Saints Fabian and Sebastian, martyrs (optional memorial)

1st Reading: 2 Samuel 1:1-4 etc

David's grief at the death of Saul and Jonathan

After the death of Saul, when David had returned from defeating the Amalekites, David remained two days in Ziklag. On the third day, a man came from Saul's camp, with his clothes torn and dirt on his head. When he came to David, he fell to the ground and did obeisance. David said to him, "Where have you come from?" He said to him, "I have escaped from the camp of Israel." David said to him, "How did things go? Tell me!" He answered, "The army fled from the battle, but also many of the army fell and died; and Saul and his son Jonathan also died."

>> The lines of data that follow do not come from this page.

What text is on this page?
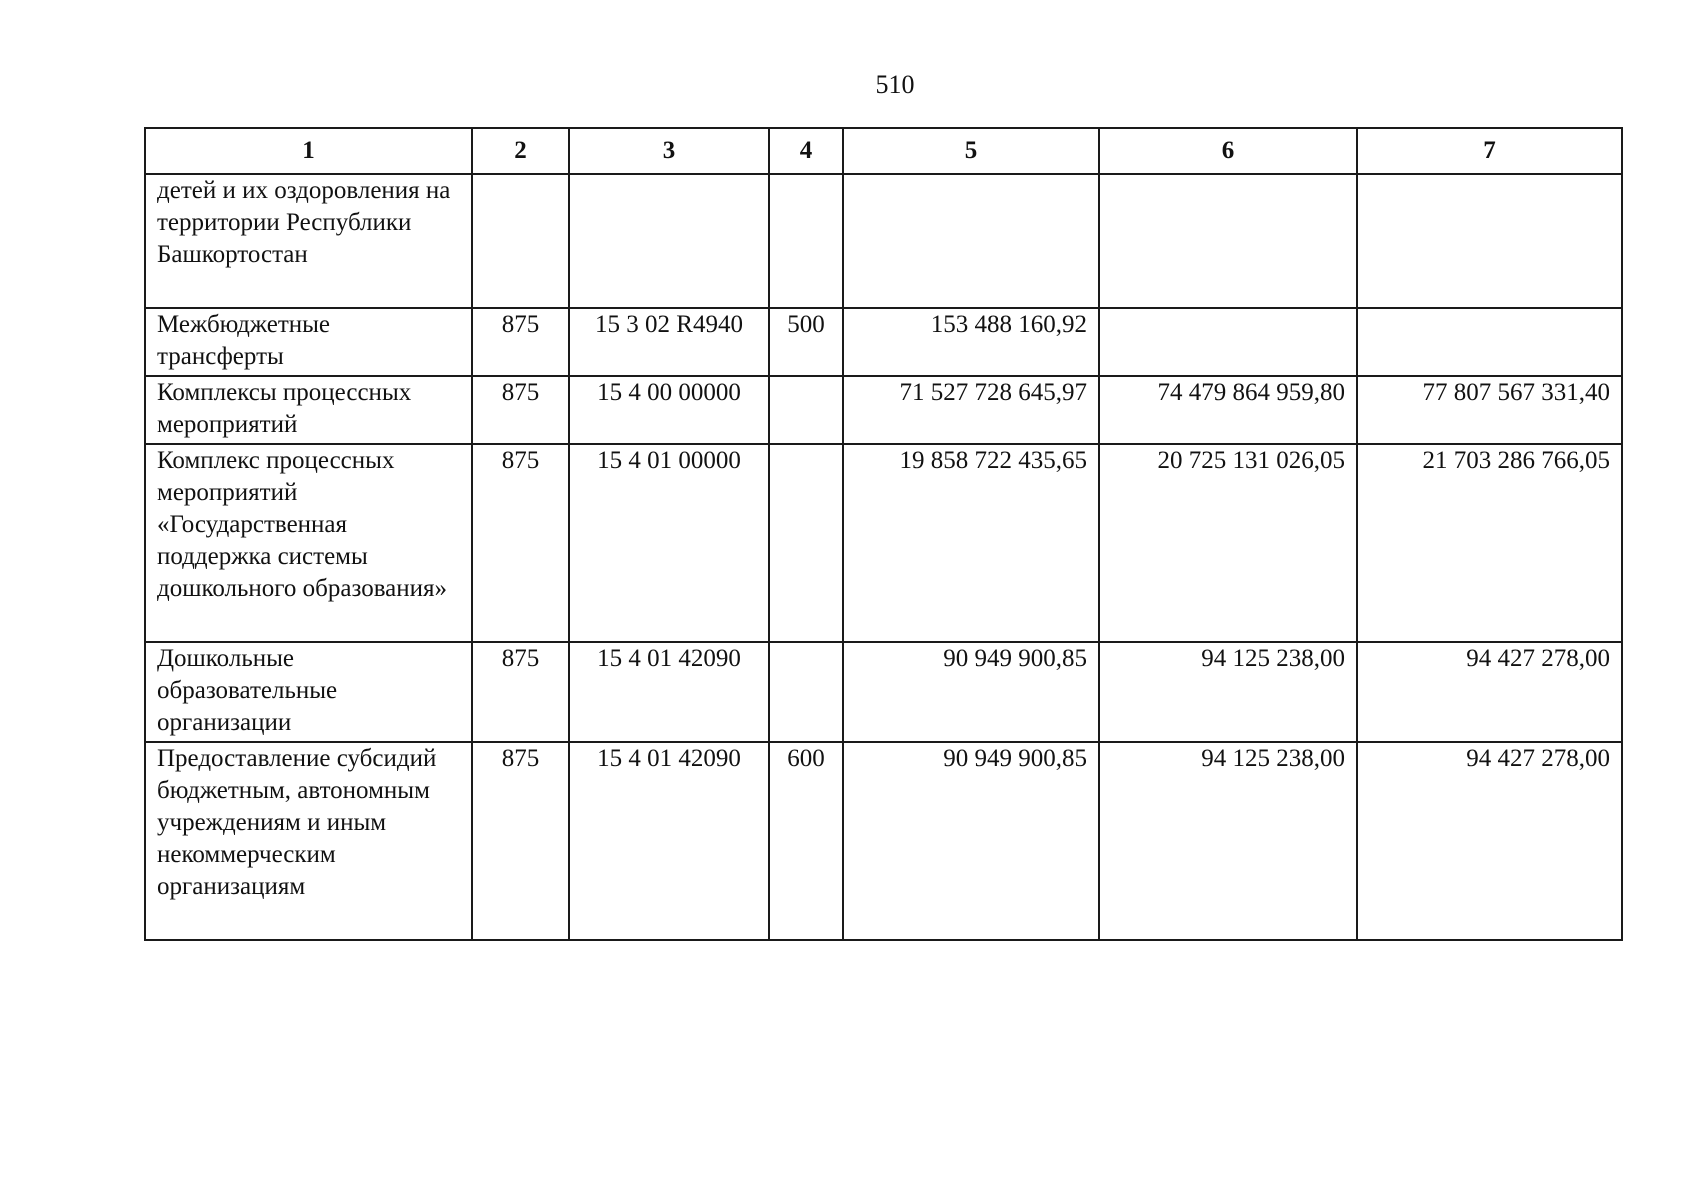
510
1	2	3	4	5	6	7
детей и их оздоровления на территории Республики Башкортостан						
Межбюджетные трансферты	875	15 3 02 R4940	500	153 488 160,92		
Комплексы процессных мероприятий	875	15 4 00 00000		71 527 728 645,97	74 479 864 959,80	77 807 567 331,40
Комплекс процессных мероприятий «Государственная поддержка системы дошкольного образования»	875	15 4 01 00000		19 858 722 435,65	20 725 131 026,05	21 703 286 766,05
Дошкольные образовательные организации	875	15 4 01 42090		90 949 900,85	94 125 238,00	94 427 278,00
Предоставление субсидий бюджетным, автономным учреждениям и иным некоммерческим организациям	875	15 4 01 42090	600	90 949 900,85	94 125 238,00	94 427 278,00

Then David took hold of his clothes and tore them; and all the men who were with him did the same. They mourned and wept, and fasted until evening for Saul and for his son Jonathan, and for the army of the Lord and for the house of Israel, because they had fallen by the sword.

Your glory, O Israel, lies slain upon your high places!
How the mighty have fallen!
Tell it not in Gath, proclaim it not in the streets of Ashkelon;
or the daughters of the Philistines will rejoice,
the daughters of the uncircumcised will exult.

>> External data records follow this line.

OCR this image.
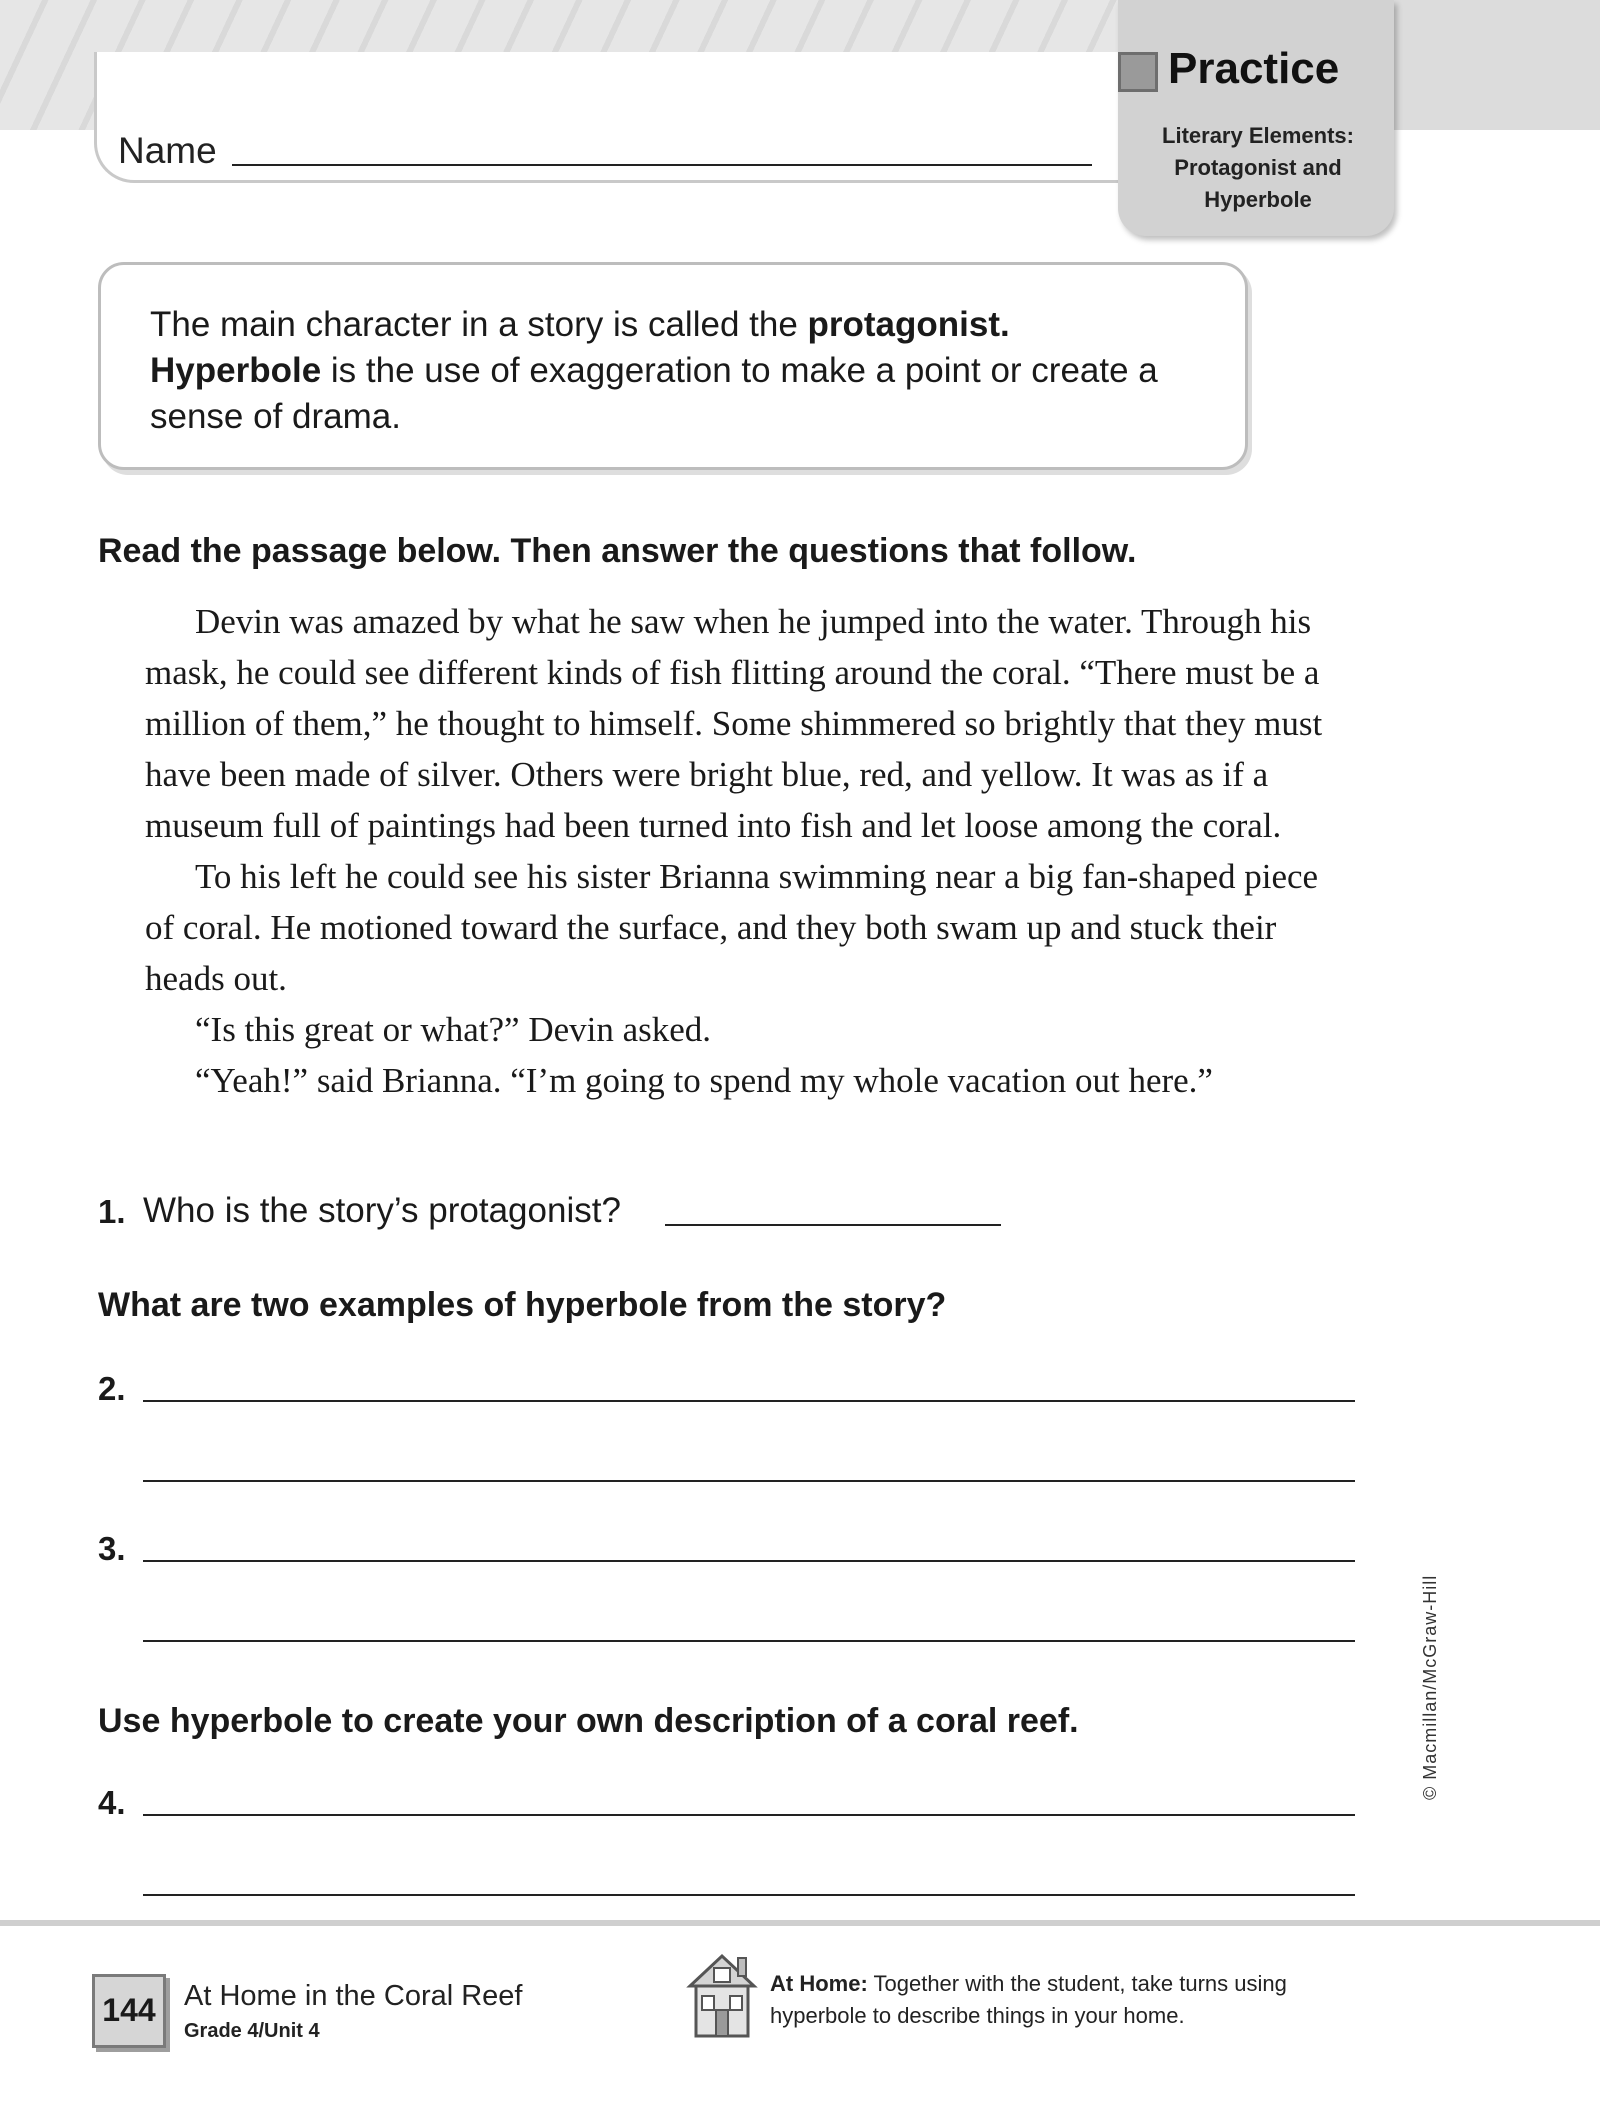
Name
Practice
Literary Elements:
Protagonist and
Hyperbole
The main character in a story is called the protagonist.
Hyperbole is the use of exaggeration to make a point or create a sense of drama.
Read the passage below. Then answer the questions that follow.

Devin was amazed by what he saw when he jumped into the water. Through his mask, he could see different kinds of fish flitting around the coral. “There must be a million of them,” he thought to himself. Some shimmered so brightly that they must have been made of silver. Others were bright blue, red, and yellow. It was as if a museum full of paintings had been turned into fish and let loose among the coral.

To his left he could see his sister Brianna swimming near a big fan-shaped piece of coral. He motioned toward the surface, and they both swam up and stuck their heads out.

“Is this great or what?” Devin asked.

“Yeah!” said Brianna. “I’m going to spend my whole vacation out here.”

1. Who is the story’s protagonist?
What are two examples of hyperbole from the story?
2.
3.
Use hyperbole to create your own description of a coral reef.
4.
© Macmillan/McGraw-Hill
144 At Home in the Coral Reef
Grade 4/Unit 4
At Home: Together with the student, take turns using hyperbole to describe things in your home.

Saul and Jonathan, beloved and lovely!
In life and in death they were not divided;
they were swifter than eagles,
they were stonger than lions.
O daughters of Israel, weep over Saul,
who clothed you with crimson, in luxury,
who put ornaments of gold on your apparel.
How the mighty have fallen in the midst of the battle!

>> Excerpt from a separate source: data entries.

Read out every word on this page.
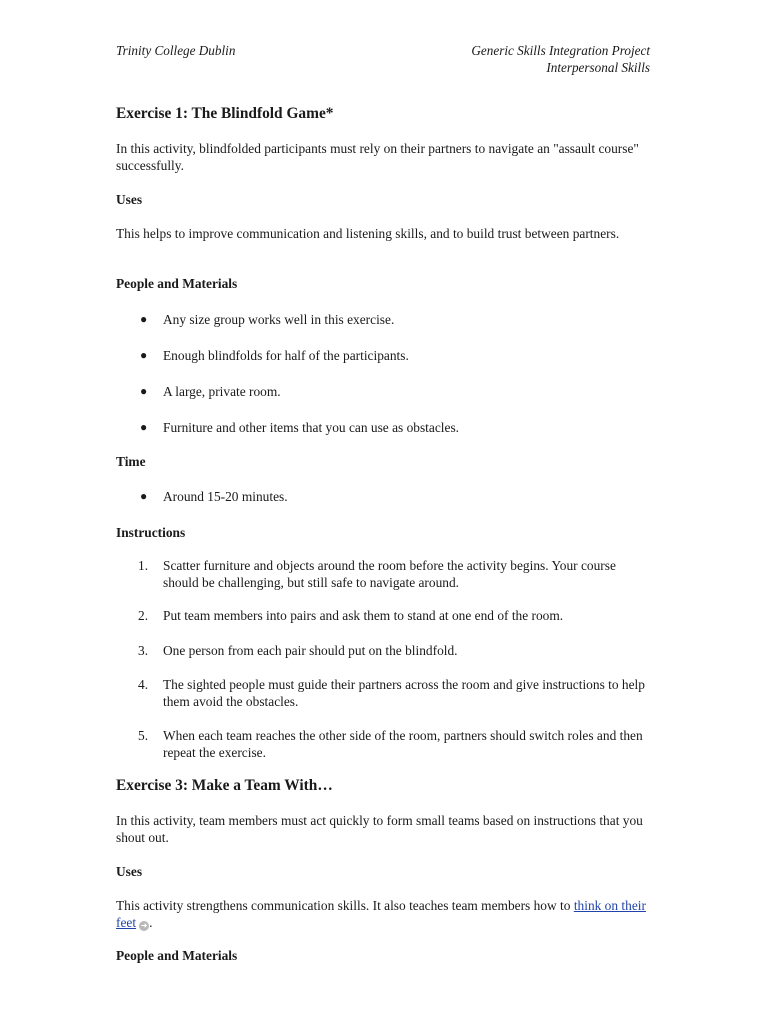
Trinity College Dublin	Generic Skills Integration Project
Interpersonal Skills
Exercise 1: The Blindfold Game*
In this activity, blindfolded participants must rely on their partners to navigate an "assault course" successfully.
Uses
This helps to improve communication and listening skills, and to build trust between partners.
People and Materials
● Any size group works well in this exercise.
● Enough blindfolds for half of the participants.
● A large, private room.
● Furniture and other items that you can use as obstacles.
Time
● Around 15-20 minutes.
Instructions
1. Scatter furniture and objects around the room before the activity begins. Your course should be challenging, but still safe to navigate around.
2. Put team members into pairs and ask them to stand at one end of the room.
3. One person from each pair should put on the blindfold.
4. The sighted people must guide their partners across the room and give instructions to help them avoid the obstacles.
5. When each team reaches the other side of the room, partners should switch roles and then repeat the exercise.
Exercise 3: Make a Team With…
In this activity, team members must act quickly to form small teams based on instructions that you shout out.
Uses
This activity strengthens communication skills. It also teaches team members how to think on their feet ➜ .
People and Materials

Jonathan lies slain upon your high places.
I am distressed for you, my brother Jonathan;
greatly beloved were you to me;
your love to me was wonderful,
passing the love of women.
How the mighty have fallen,
and the weapons of war perished!

Responsorial Psalm (from Ps 79)

Resp.: Let us see your face, Lord, and we shall be saved

O shepherd of Israel, hear us,
you who lead Joseph's flock,
shine forth from your cherubim throne
upon Ephraim, Benjamin, Manasseh.
O Lord, rouse up your might,
O Lord, come to our help. (R./)

Lord God of hosts, how long
will you frown on your people's plea?
You have fed them with tears for their bread,
an abundance of tears for their drink.
You have made us the taunt of our neighbours,
our enemies laugh us to scorn. (R./)

Gospel: Mark 3:20-21

His relatives think that Jesus is out of his mind

Then Jesus went home; and the crowd came together again, so that they could not even eat. When his family heard it, they went out to restrain him, for people were saying, "He has gone out of his mind."


Accepting our humanness

Today's readings prompt some insights into sharing the mind of Christ. Our Lord was so caught up in the needs and sorrows of his fellow human beings, according to Mark, that he has no time even to eat. His family thought him no longer responsible for himself and planned to "take him in charge." They actually think him "out of his mind." The two sides of Jesus' personality are very visible here: first, he is neglecting his health and must be forced to take some rest and food. On the other hand, he is so overcome by the sight of human misery and need that he expends himself totally to bring us help.

At the base of our Lord's existence was enormous love and overwhelming compassion. We can just hear Jesus echoing the words of David's dirge: "I grieve for you, my brother. Most dear have you been to me; more precious my love for you, than love for women." The last line may strike us as awkward. Yet it must be said that Jesus freely renounced the possibility of marriage so that he might give himself to each person more completely even than man and woman give themselves to each other in marriage.

Not out of his mind

Mark suggests strongly that a lot of people did not really understand Jesus during his public ministry. One of the questions that keeps coming up in one form or another is, "Who then is this?" In today's extremely short gospel reading, it is clear that even Jesus' relatives do not understand Jesus or what he is about. When Jesus' workload prevents him from eating properly, Mark tells us that his relatives set out to take charge of him, convinced he was out of his mind. They would go on to learn on that occasion that Jesus was not open to being taken charge of by his relatives. The only one who was in charge of Jesus was God. Jesus was doing God's work, and part of that work was to form a new family, a family of disciples, of brothers and sisters of Jesus, sons and daughters of God. Jesus' own natural family, his relatives, would have to come to terms with that. We are all part of that new family; we are all the fruit of Jesus' work, a work that people struggled hard to understand at the time. For us who are part of this new family, the question, "Who then is this?" remains a relevant question. We are always struggling to know more fully the Son of God whose brothers and sisters we have become.